Shelly came home from work last night, and immediately asked me to come out to the garage with her. We kept the dogs from following us, and I knew it was something special.
Trapped inside our garage was a hummingbird. It had flown in the open doorway, and now seemed panicked by the car in the garage with it. It banged into the walls of the garage, trying to find a way out, all the while making plaintiff little squeaking noises. Shelly and I tried to get it to go out the doorway, but finally she left the task in my hands.
First, I drove her car back out of the garage so that the entrance was larger. Then I opened up the other garage door so that there was twice the opening. But the little hummingbird was so panicked that all it could do was bang into the wall in the opposite direction, making no headway and doing nothing but hurting itself. I could see that it was beginning to trail cobwebs from all the times it had ran through them in the garage.
It reminded me of another situation a few months ago in our back yard. I was on our riding mower, mowing the back yard, when a baby cottontail bunny became trapped between the roaring lawn mower and the wooden fence. He ran back and forth along the fence, trying to get out, but couldn’t find an exit. I, in the meantime, worried about what would happen when our dogs would come into the yard.
The solution was obvious in my mind, even if it wasn’t in the bunnies. I got off the lawn mower, trapped the little bunny and picked him up in my big hands. I always find it fascinating how small animals become quite docile once they are caught. The bunny was smaller than the palm of my hand.
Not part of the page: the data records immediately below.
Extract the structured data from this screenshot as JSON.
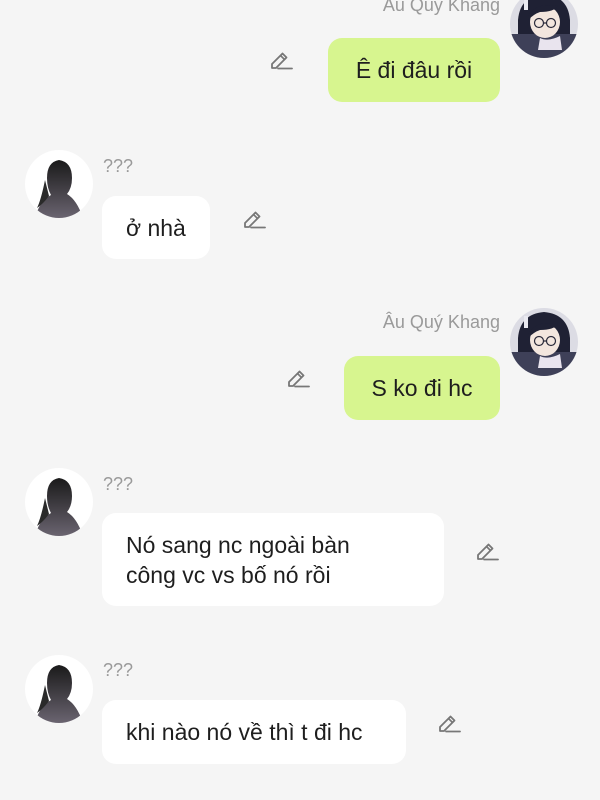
{
  "messages": [
    {
      "direction": "outgoing",
      "sender": "Âu Quý Khang",
      "text": "Ê đi đâu rồi"
    },
    {
      "direction": "incoming",
      "sender": "???",
      "text": "ở nhà"
    },
    {
      "direction": "outgoing",
      "sender": "Âu Quý Khang",
      "text": "S ko đi hc"
    },
    {
      "direction": "incoming",
      "sender": "???",
      "text_lines": [
        "Nó sang nc ngoài bàn",
        "công vc vs bố nó rồi"
      ]
    },
    {
      "direction": "incoming",
      "sender": "???",
      "text": "khi nào nó về thì t đi hc"
    }
  ],
  "colors": {
    "background": "#f5f5f5",
    "outgoing_bubble": "#d7f58f",
    "incoming_bubble": "#ffffff",
    "sender_name": "#9a9a9a"
  },
  "icons": {
    "edit": "pencil-edit-icon",
    "incoming_avatar": "silhouette-avatar",
    "outgoing_avatar": "anime-avatar"
  }
}
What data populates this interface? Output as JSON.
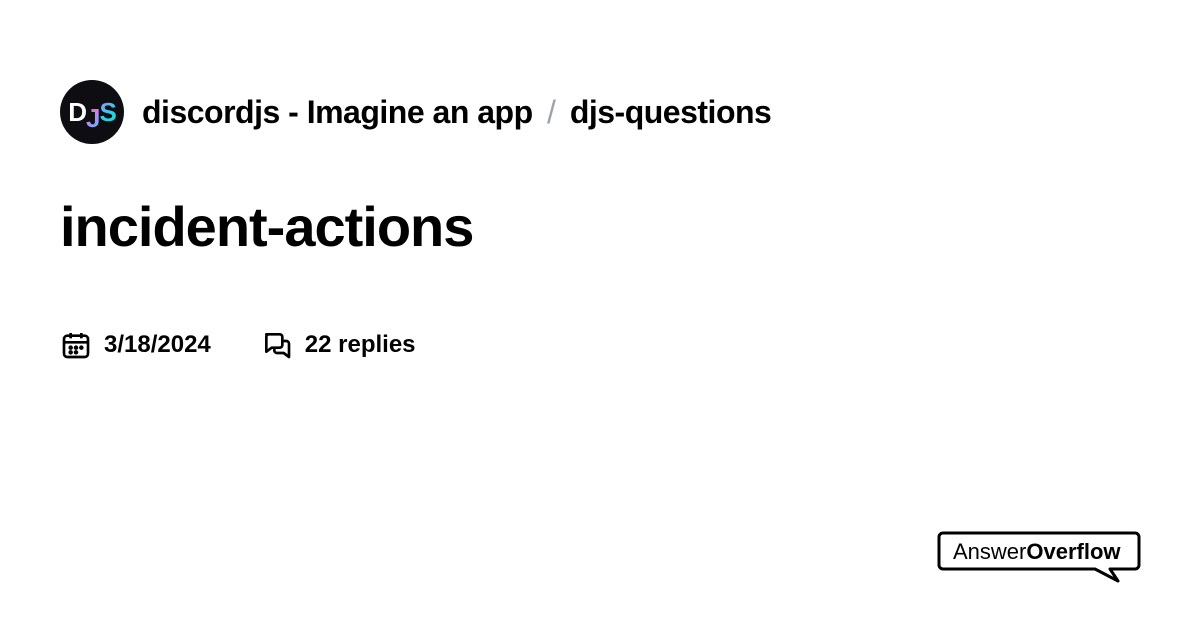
{
  "breadcrumb": {
    "server": "discordjs - Imagine an app",
    "channel": "djs-questions",
    "separator": "/"
  },
  "avatar": {
    "letters": [
      "D",
      "J",
      "S"
    ]
  },
  "title": "incident-actions",
  "meta": {
    "date": "3/18/2024",
    "replies": "22 replies"
  },
  "brand": {
    "part1": "Answer",
    "part2": "Overflow"
  }
}
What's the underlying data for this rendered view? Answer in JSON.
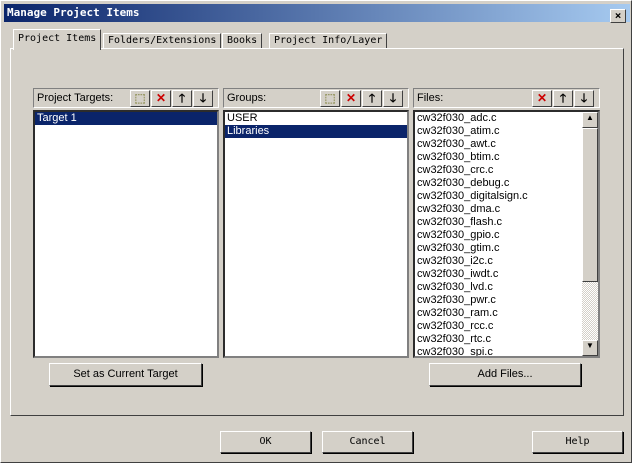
{
  "window": {
    "title": "Manage Project Items",
    "close": "×"
  },
  "tabs": [
    "Project Items",
    "Folders/Extensions",
    "Books",
    "Project Info/Layer"
  ],
  "targets": {
    "label": "Project Targets:",
    "items": [
      "Target 1"
    ],
    "set_current": "Set as Current Target"
  },
  "groups": {
    "label": "Groups:",
    "items": [
      "USER",
      "Libraries"
    ]
  },
  "files": {
    "label": "Files:",
    "items": [
      "cw32f030_adc.c",
      "cw32f030_atim.c",
      "cw32f030_awt.c",
      "cw32f030_btim.c",
      "cw32f030_crc.c",
      "cw32f030_debug.c",
      "cw32f030_digitalsign.c",
      "cw32f030_dma.c",
      "cw32f030_flash.c",
      "cw32f030_gpio.c",
      "cw32f030_gtim.c",
      "cw32f030_i2c.c",
      "cw32f030_iwdt.c",
      "cw32f030_lvd.c",
      "cw32f030_pwr.c",
      "cw32f030_ram.c",
      "cw32f030_rcc.c",
      "cw32f030_rtc.c",
      "cw32f030_spi.c"
    ],
    "add": "Add Files..."
  },
  "buttons": {
    "ok": "OK",
    "cancel": "Cancel",
    "help": "Help"
  },
  "icons": {
    "new": "⬚",
    "delete": "✕",
    "up": "🡑",
    "down": "🡓"
  }
}
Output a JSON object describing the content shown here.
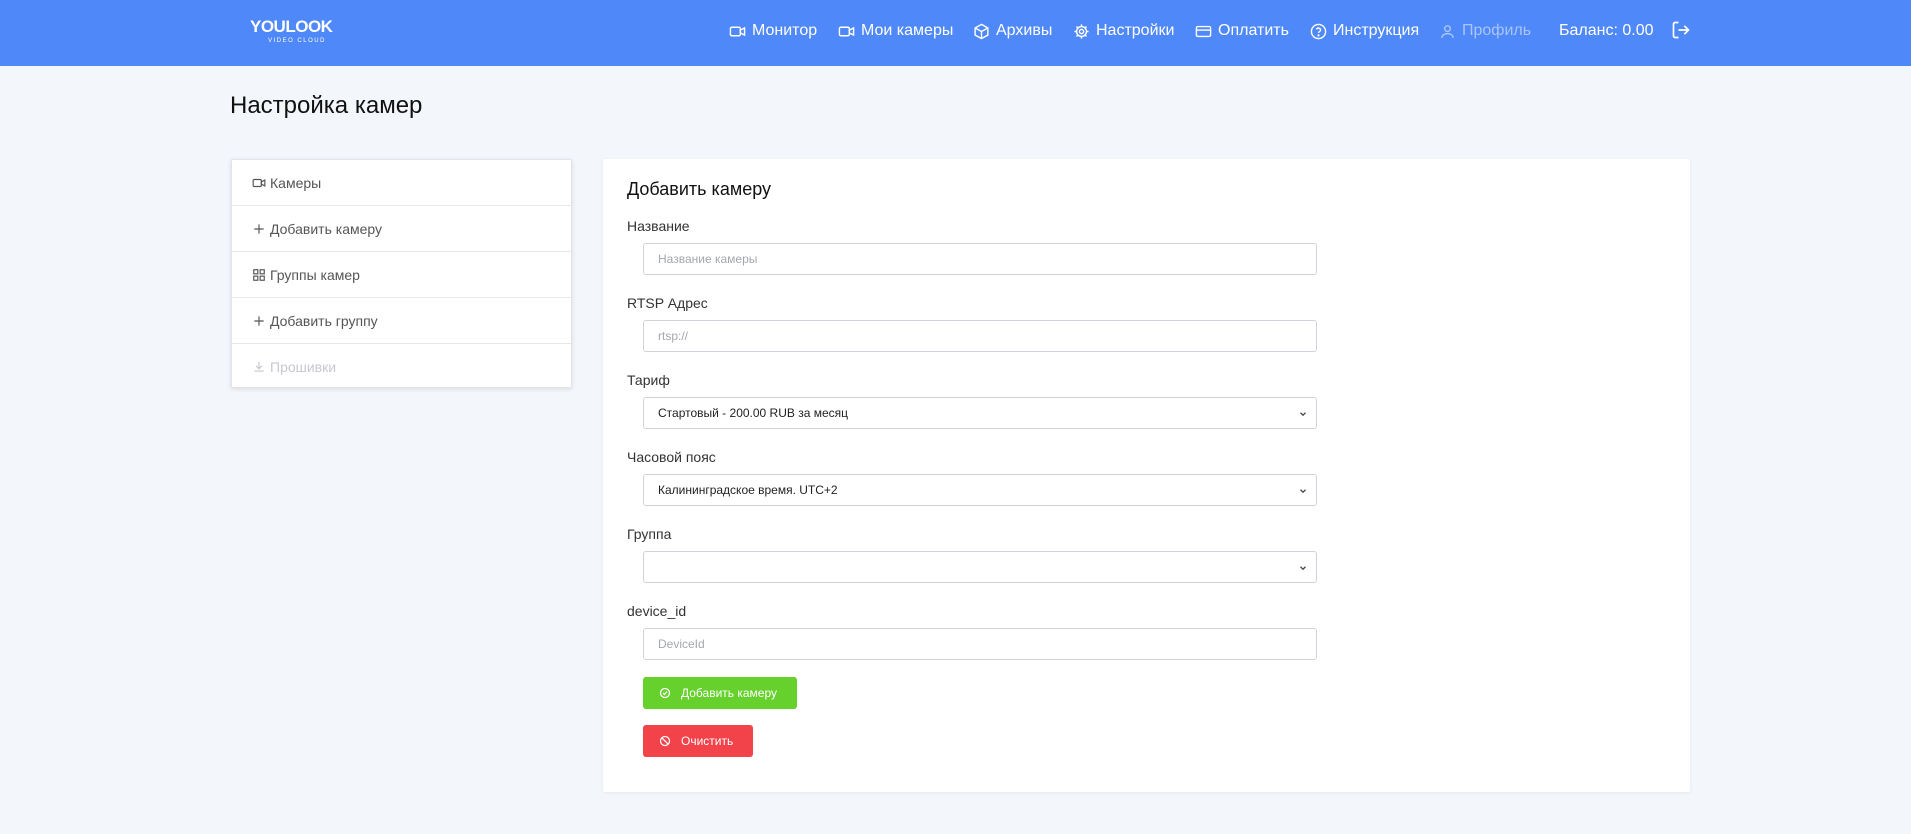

I carried him over to the edge of the yard, gently dropped him into the wild area beyond our lawn, and set him free. He hesitated for a second then disappeared.
The hummingbird wasn’t much different. I decided that he couldn’t figure things out for himself. I waited until he got himself into a corner, then reached up with a cupped hand and trapped him. I gently took the little bird outside and opened up my hand. He was gone in an instant, making a beeline (birdline?) into the clear, blue, open sky.
Where am I going with this? Nowhere special, other than the obvious: sometimes we need a little help. That help might initially look like the end of everything. But it doesn’t have to be. And until we accept it, we will continue banging our heads into the corner.